Phentermine: A Systematic Review for Plastic and Reconstructive Surgeons.

Author information

1
Department of Anesthesiology, Ochsner Baptist Medical Center.
2
Department of Plastic Surgery, Louisiana State University Health Sciences Center, New Orleans, LA.

Abstract

PURPOSE:

Phentermine is the most prescribed antiobesity drug in America, with 2.43 million prescriptions written in 2011. Case reports suggest there are anesthetic risks, such as refractory hypotension, involved with its perioperative use. Despite these risks and the frequency of phentermine use among plastic surgery patients, there are no published guidelines for the perioperative management of phentermine use in the plastic surgery literature. To address this patient safety issue, we performed a systematic review and provide management recommendations.

METHODS:

A systematic review of the pharmacology of phentermine and the anesthetic risks involved with its perioperative use was undertaken using the search engines PubMed/MEDLINE, EMBASE, and Scopus.

RESULTS:

A total of 251 citations were reviewed, yielding 4 articles that discussed perioperative phentermine use and complications with anesthesia. One was a review article, 2 were case reports, and 1 was a letter. Complications included hypotension, hypertension, hypoglycemia, hyperthermia, bradycardia, cardiac depression, and acute pulmonary edema.

CONCLUSIONS:

The relationship between phentermine and anesthesia, if any, is unclear. Hypotension on induction of general anesthesia is the most reported complication of perioperative phentermine use. Specifically, phentermine-induced hypotension may be unresponsive to vasopressors that rely on catecholamine release, such as ephedrine.
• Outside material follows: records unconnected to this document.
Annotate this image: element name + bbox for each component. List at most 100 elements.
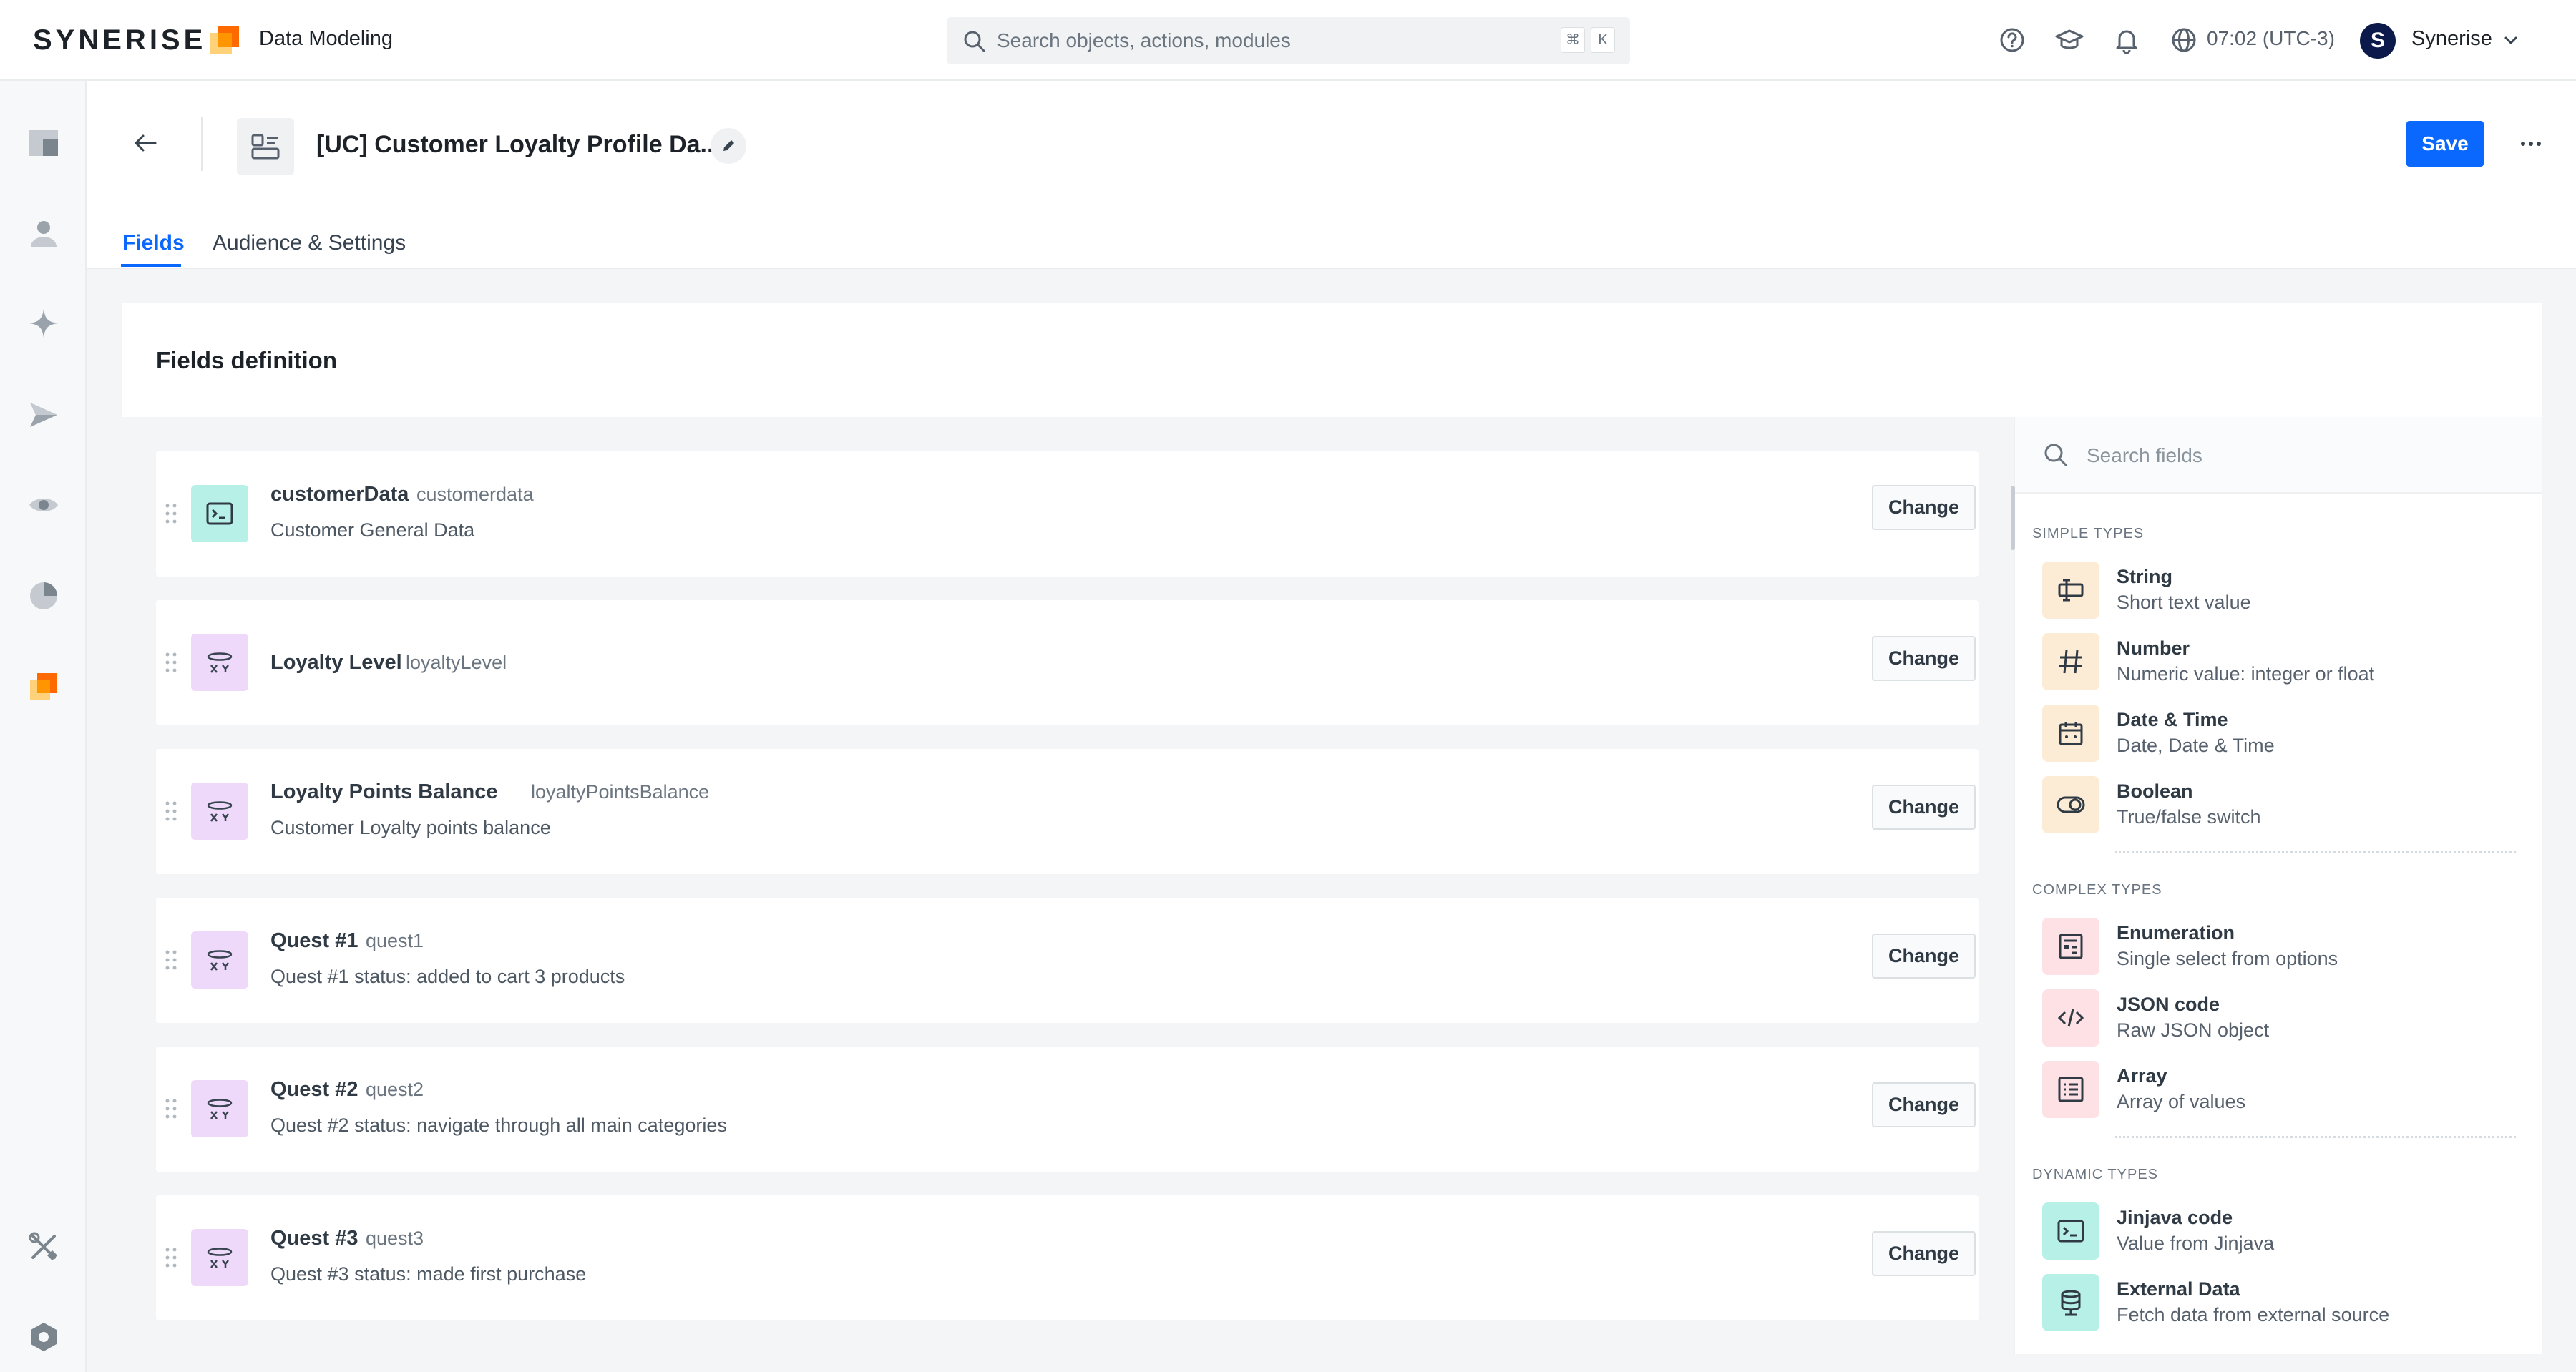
analytics-icon[interactable]	[27, 579, 60, 612]
field-key: quest2	[366, 1079, 424, 1100]
shortcut-cmd-key: ⌘	[1561, 27, 1585, 53]
formula-icon	[191, 1229, 248, 1286]
calendar-icon	[2042, 705, 2099, 762]
field-description: Customer General Data	[270, 519, 475, 541]
graduation-cap-icon[interactable]	[2054, 24, 2085, 56]
type-name: Boolean	[2117, 780, 2193, 802]
type-description: Date, Date & Time	[2117, 735, 2275, 756]
help-icon[interactable]	[1996, 24, 2028, 56]
timezone-clock[interactable]: 07:02 (UTC-3)	[2207, 27, 2335, 50]
field-row-quest3[interactable]: Quest #3 quest3 Quest #3 status: made fi…	[156, 1195, 1979, 1320]
formula-icon	[191, 634, 248, 691]
array-list-icon	[2042, 1061, 2099, 1118]
type-name: Number	[2117, 637, 2190, 659]
dashboard-icon[interactable]	[27, 127, 60, 160]
global-search[interactable]: Search objects, actions, modules ⌘ K	[947, 17, 1630, 64]
type-item-jinjava-code[interactable]: Jinjava code Value from Jinjava	[2042, 1201, 2514, 1265]
card-title: Fields definition	[156, 347, 337, 373]
chevron-down-icon[interactable]	[2502, 31, 2519, 49]
tab-fields[interactable]: Fields	[122, 231, 185, 255]
type-item-external-data[interactable]: External Data Fetch data from external s…	[2042, 1273, 2514, 1337]
enum-list-icon	[2042, 918, 2099, 975]
campaign-icon[interactable]	[27, 398, 60, 431]
more-options-icon[interactable]	[2515, 128, 2547, 160]
drag-handle-icon[interactable]	[165, 800, 177, 822]
settings-icon[interactable]	[27, 1320, 60, 1353]
type-description: Raw JSON object	[2117, 1019, 2270, 1041]
type-description: Short text value	[2117, 592, 2251, 613]
top-bar: SYNERISE Data Modeling Search objects, a…	[0, 0, 2576, 81]
type-item-json-code[interactable]: JSON code Raw JSON object	[2042, 988, 2514, 1052]
type-name: External Data	[2117, 1278, 2240, 1300]
drag-handle-icon[interactable]	[165, 652, 177, 673]
formula-icon	[191, 1080, 248, 1137]
field-row-quest1[interactable]: Quest #1 quest1 Quest #1 status: added t…	[156, 898, 1979, 1023]
globe-icon[interactable]	[2168, 24, 2200, 56]
tab-audience-settings[interactable]: Audience & Settings	[213, 231, 406, 255]
jinjava-icon	[2042, 1202, 2099, 1260]
field-key: loyaltyLevel	[406, 652, 507, 673]
field-name: customerData	[270, 483, 409, 506]
field-row-quest2[interactable]: Quest #2 quest2 Quest #2 status: navigat…	[156, 1047, 1979, 1172]
type-description: Value from Jinjava	[2117, 1233, 2275, 1254]
module-name[interactable]: Data Modeling	[259, 27, 393, 51]
type-description: Numeric value: integer or float	[2117, 663, 2375, 685]
type-name: Array	[2117, 1065, 2167, 1087]
bell-icon[interactable]	[2111, 24, 2142, 56]
drag-handle-icon[interactable]	[165, 1098, 177, 1119]
ai-sparkle-icon[interactable]	[27, 307, 60, 340]
type-item-array[interactable]: Array Array of values	[2042, 1059, 2514, 1124]
behavioral-data-icon[interactable]	[27, 489, 60, 521]
scrollbar[interactable]	[2011, 486, 2015, 550]
type-description: Array of values	[2117, 1091, 2246, 1112]
field-row-customerdata[interactable]: customerData customerdata Customer Gener…	[156, 451, 1979, 577]
type-item-string[interactable]: String Short text value	[2042, 560, 2514, 624]
group-separator	[2115, 851, 2516, 853]
type-item-number[interactable]: Number Numeric value: integer or float	[2042, 632, 2514, 696]
field-description: Quest #3 status: made first purchase	[270, 1263, 587, 1285]
change-button[interactable]: Change	[1872, 636, 1976, 681]
field-key: quest1	[366, 930, 424, 951]
search-input[interactable]: Search objects, actions, modules	[997, 29, 1291, 52]
field-row-loyaltylevel[interactable]: Loyalty Level loyaltyLevel Change	[156, 600, 1979, 725]
type-item-boolean[interactable]: Boolean True/false switch	[2042, 775, 2514, 839]
synerise-logo[interactable]: SYNERISE	[33, 24, 206, 57]
type-description: Fetch data from external source	[2117, 1304, 2390, 1326]
data-modeling-icon[interactable]	[27, 670, 60, 703]
change-button[interactable]: Change	[1872, 1231, 1976, 1276]
type-item-date-time[interactable]: Date & Time Date, Date & Time	[2042, 703, 2514, 768]
page-title: [UC] Customer Loyalty Profile Da...	[316, 131, 721, 158]
type-name: Date & Time	[2117, 709, 2228, 730]
left-sidebar	[0, 81, 87, 1372]
change-button[interactable]: Change	[1872, 1082, 1976, 1127]
field-types-panel: Search fields SIMPLE TYPES String Short …	[2011, 417, 2542, 1354]
save-button[interactable]: Save	[2406, 121, 2484, 167]
field-name: Quest #1	[270, 929, 358, 952]
group-label-complex-types: COMPLEX TYPES	[2032, 882, 2162, 898]
field-key: quest3	[366, 1228, 424, 1249]
change-button[interactable]: Change	[1872, 785, 1976, 830]
avatar[interactable]: S	[2360, 23, 2396, 59]
user-name[interactable]: Synerise	[2411, 27, 2492, 51]
back-arrow-icon[interactable]	[130, 127, 161, 159]
field-description: Customer Loyalty points balance	[270, 817, 551, 838]
profile-icon[interactable]	[27, 217, 60, 250]
drag-handle-icon[interactable]	[165, 949, 177, 971]
header-divider	[201, 117, 203, 171]
edit-title-button[interactable]	[711, 128, 746, 164]
change-button[interactable]: Change	[1872, 934, 1976, 979]
field-row-loyaltypointsbalance[interactable]: Loyalty Points Balance loyaltyPointsBala…	[156, 749, 1979, 874]
database-icon	[2042, 1274, 2099, 1331]
change-button[interactable]: Change	[1872, 485, 1976, 530]
type-name: JSON code	[2117, 994, 2220, 1015]
search-fields-input[interactable]: Search fields	[2087, 444, 2202, 467]
hash-icon	[2042, 633, 2099, 690]
type-item-enumeration[interactable]: Enumeration Single select from options	[2042, 916, 2514, 981]
drag-handle-icon[interactable]	[165, 503, 177, 524]
drag-handle-icon[interactable]	[165, 1247, 177, 1268]
field-description: Quest #2 status: navigate through all ma…	[270, 1114, 727, 1136]
tools-icon[interactable]	[27, 1230, 60, 1263]
field-key: loyaltyPointsBalance	[531, 781, 710, 803]
field-description: Quest #1 status: added to cart 3 product…	[270, 966, 625, 987]
search-fields-box[interactable]: Search fields	[2015, 417, 2542, 494]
Therefore, the decision to perform surgery, especially elective surgery, in a patient taking phentermine should be made with caution. Because of the half-life of phentermine, we recommend discontinuing phentermine for at least 4 days prior to surgery. This differs from the classic 2-week discontinuation period recommended for "fen-phen." The patient should be made aware of the increased risk of surgery, and a skilled anesthesiologist should monitor intraoperative blood pressure and body temperature for signs of autonomic derailment.